We should give the kid a break and congratulate him for his ingenuity and vision. What can we learn from his mistake? Venture capitalists always prefer a projection based on actual or pending sales. So here’s how the 14-year old might have pitched the American Inventor panel if he were my next door neighbor in Livermore:

  • $500 of orders in the backlog from 25 families out of 100 families in my immediate neighborhood that I personally pitched door to door last month
  • $320/month of potential orders based on 4 pet shops in Livermore each of which told me they could sell 1 unit per week
  • $1.9M annual revenue assuming that Livermore, a town of 75,000, is representative of 500 towns in the US with warm weather climates

So if the kid had asked the panelists, would you invest a $100K in a venture returning $1.9M gross and $380K net (20% margin) year one, he might have gotten the order.

The lesson here for Marketers is that nothing sells like sales.
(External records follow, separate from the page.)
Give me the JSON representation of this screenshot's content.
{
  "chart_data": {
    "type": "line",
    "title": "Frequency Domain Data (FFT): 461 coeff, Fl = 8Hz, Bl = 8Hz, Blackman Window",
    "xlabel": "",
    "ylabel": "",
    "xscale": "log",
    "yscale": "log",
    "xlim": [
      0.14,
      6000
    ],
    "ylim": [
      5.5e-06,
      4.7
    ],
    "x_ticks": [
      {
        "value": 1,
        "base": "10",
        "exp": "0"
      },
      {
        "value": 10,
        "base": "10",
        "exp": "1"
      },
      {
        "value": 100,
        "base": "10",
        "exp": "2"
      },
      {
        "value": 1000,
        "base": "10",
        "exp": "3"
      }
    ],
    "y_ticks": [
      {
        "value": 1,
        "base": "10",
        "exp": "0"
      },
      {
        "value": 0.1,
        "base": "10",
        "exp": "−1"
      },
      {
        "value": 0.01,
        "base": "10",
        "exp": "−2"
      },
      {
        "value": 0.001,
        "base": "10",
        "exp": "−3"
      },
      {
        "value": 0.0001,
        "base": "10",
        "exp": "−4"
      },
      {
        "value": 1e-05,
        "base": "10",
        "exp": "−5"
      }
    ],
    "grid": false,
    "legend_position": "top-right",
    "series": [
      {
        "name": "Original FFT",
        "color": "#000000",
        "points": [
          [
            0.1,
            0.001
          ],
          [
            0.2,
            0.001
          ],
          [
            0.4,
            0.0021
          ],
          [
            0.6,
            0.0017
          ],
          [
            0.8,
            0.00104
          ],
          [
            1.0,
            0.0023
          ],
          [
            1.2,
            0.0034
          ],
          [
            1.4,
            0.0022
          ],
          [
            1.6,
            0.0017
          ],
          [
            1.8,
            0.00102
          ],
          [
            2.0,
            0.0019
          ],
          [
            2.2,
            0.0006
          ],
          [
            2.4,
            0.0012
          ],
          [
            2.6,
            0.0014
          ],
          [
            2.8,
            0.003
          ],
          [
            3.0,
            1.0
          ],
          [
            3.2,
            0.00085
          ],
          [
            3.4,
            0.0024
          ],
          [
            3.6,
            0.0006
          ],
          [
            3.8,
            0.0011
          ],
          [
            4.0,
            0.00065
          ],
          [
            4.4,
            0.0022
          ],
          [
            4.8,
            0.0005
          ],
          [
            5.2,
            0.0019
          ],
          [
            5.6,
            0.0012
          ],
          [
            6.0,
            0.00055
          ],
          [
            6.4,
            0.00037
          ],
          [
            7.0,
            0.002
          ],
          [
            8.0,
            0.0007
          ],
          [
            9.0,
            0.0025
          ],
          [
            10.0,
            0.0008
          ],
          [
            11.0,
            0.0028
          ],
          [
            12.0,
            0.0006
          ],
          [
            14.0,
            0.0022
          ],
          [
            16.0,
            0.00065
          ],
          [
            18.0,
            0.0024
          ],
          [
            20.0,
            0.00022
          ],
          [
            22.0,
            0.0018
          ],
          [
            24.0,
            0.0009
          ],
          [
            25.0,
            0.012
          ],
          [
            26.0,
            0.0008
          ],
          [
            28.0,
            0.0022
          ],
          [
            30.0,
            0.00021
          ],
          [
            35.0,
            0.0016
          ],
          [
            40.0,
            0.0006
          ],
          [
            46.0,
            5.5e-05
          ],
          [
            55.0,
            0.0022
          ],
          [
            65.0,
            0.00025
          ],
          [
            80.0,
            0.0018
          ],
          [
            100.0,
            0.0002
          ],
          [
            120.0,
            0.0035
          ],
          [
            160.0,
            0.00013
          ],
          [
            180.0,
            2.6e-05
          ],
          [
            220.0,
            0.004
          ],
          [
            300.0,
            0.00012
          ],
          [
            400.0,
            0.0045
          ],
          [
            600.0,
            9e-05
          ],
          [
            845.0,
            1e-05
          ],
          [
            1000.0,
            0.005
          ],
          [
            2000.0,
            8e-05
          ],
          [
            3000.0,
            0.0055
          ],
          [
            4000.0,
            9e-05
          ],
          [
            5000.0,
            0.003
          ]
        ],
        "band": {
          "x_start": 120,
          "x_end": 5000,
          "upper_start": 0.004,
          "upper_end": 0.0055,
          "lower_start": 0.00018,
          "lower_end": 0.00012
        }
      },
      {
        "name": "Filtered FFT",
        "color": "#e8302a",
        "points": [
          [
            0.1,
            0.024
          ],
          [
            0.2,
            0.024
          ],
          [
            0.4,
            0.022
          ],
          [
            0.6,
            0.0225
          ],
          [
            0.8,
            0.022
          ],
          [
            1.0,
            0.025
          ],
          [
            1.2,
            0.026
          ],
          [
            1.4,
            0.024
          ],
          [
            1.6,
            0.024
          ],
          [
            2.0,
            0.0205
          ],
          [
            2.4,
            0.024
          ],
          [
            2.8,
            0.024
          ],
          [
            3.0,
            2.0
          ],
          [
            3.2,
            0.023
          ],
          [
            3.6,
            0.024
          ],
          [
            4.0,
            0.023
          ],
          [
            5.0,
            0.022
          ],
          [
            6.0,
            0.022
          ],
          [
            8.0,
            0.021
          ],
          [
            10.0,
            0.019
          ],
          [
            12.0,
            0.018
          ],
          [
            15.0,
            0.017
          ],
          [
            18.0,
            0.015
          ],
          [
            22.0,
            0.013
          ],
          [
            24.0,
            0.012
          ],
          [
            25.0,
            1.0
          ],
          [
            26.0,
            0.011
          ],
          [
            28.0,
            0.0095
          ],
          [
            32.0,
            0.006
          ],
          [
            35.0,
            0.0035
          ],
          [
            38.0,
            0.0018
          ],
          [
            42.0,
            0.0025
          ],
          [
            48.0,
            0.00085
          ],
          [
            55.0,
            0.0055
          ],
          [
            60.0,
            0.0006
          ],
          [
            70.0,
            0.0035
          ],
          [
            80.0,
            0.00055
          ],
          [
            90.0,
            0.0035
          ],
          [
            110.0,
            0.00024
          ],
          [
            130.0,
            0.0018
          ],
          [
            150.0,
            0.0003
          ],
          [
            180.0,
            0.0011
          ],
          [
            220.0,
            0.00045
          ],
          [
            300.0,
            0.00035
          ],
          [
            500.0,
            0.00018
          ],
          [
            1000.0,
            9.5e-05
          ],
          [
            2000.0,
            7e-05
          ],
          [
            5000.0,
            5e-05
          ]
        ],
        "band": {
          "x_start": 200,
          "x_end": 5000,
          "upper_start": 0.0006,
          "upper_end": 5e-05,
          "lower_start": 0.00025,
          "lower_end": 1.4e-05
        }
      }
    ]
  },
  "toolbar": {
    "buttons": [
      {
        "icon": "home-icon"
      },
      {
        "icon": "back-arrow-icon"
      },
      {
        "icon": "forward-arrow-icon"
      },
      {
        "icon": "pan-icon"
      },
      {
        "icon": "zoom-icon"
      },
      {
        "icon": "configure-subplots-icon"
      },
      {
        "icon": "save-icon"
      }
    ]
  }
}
If you’re helping your CEO pitch venture capitalists, help by closing a few deals and channel partnerships that provide hard evidence for a much larger market opportunity. Guy Kawasaki has more smart tips for budding entrepreneurs at “The Top Ten Lies of Entrepreneurs”

Posted March 20, 2006 |
Posted to Marketing Management

Comments

Hi Sridhar,

Sounds like a show to catch sometime! What a great, accessible explanation of the difference between top-down and bottom's up forecasting.

By the way, I love the doggie air conditioner idea. Living here in Sactotomato it gets so hot in the summer, if I had a dog I would probably want one of these.